Kimilerine anlamsız gelebilir, gelsin, yine de sürdürelim kültür tartışmasını. Sürdürelim, çünkü orasından burasından çekiştirilebiliyor. “Geçmiş, içinde yaşanacak bir şey değildir” diyen (Görme Biçimleri; Metis. sf.11) John Berger’in sözleri de çare olmuyor. Bakıyoruz, bir “sanatçı” biat etmiş; “eyvah, işte kültür alanında da hegemonyasını kurdu.” Oysa görebilsek, bileceğiz ki, “kuru gürültüdür, işini yitirme korkusudur, güce yakın olma […]

Ömrü uzundur inatçı filin

Kimilerine anlamsız gelebilir, gelsin, yine de sürdürelim kültür tartışmasını. Sürdürelim, çünkü orasından burasından çekiştirilebiliyor.

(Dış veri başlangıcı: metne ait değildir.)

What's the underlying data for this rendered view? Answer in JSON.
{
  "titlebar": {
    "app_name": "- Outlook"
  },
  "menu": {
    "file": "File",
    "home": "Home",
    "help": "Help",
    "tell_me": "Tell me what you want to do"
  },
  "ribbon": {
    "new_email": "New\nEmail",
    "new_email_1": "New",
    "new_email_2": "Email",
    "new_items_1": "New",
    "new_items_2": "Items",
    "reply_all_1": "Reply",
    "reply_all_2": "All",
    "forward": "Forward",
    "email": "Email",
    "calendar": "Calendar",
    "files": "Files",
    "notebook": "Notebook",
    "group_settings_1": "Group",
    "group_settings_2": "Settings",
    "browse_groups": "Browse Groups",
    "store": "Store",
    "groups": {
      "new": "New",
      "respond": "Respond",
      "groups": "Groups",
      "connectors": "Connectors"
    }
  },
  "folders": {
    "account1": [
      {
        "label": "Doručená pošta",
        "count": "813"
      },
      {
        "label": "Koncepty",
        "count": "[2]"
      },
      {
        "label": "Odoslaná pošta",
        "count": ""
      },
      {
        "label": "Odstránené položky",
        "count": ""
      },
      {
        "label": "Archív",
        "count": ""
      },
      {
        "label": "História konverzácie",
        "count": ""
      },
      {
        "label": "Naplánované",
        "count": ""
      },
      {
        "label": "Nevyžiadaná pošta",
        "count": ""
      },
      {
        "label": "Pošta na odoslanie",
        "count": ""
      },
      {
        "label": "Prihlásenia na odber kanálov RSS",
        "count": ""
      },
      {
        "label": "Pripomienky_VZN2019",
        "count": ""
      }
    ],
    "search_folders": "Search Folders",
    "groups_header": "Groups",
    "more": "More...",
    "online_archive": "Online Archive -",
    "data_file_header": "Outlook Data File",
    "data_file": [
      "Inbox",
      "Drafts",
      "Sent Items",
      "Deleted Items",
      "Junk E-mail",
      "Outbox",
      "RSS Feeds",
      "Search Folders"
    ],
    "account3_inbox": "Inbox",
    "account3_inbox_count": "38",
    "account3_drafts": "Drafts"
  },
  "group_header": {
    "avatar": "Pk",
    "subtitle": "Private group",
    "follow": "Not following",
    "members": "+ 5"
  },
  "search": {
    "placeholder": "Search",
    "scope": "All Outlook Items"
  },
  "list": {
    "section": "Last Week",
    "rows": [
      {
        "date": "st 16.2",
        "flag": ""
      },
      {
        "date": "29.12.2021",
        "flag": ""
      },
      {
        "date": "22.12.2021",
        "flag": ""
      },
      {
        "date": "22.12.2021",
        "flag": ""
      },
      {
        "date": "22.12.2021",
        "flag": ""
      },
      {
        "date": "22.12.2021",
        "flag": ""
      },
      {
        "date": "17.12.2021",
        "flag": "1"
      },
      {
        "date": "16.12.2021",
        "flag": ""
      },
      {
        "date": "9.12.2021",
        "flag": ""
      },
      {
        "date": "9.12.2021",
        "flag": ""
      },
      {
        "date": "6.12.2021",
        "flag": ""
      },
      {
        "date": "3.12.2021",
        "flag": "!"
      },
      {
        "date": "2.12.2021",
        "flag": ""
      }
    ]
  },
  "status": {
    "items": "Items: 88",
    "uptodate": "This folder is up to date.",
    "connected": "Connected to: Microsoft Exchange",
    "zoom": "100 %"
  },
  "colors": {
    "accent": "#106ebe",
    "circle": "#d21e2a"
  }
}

“Geçmiş, içinde yaşanacak bir şey değildir” diyen (Görme Biçimleri; Metis. sf.11) John Berger’in sözleri de çare olmuyor. Bakıyoruz, bir “sanatçı” biat etmiş; “eyvah, işte kültür alanında da hegemonyasını kurdu.” Oysa görebilsek, bileceğiz ki, “kuru gürültüdür, işini yitirme korkusudur, güce yakın olma tutkusudur. Buradan bakarsan arınmadır.” Becerebilsek bakmak-görmek-bilmek arasındaki çelişkili süreklilik bizi zenginleştirecek.
Aslında tartıştığımız “şey” kuyruğundan, kulağından, hortumundan tuttuğumuz fildir. Ya da “…” kültürün, pek çok faaliyeti ve özelliği ortak bir kümede toplayarak, bunlar arasında dikkat edilmesi gereken ayrımları fiilen karıştıran ya da gizleyen bohça halinde bir terim olduğunu unutmamalıyız” diyen Edward P. Thompson’a kulak verebiliriz. (Avam ve Görenek; Birikim yayınları. sf.26)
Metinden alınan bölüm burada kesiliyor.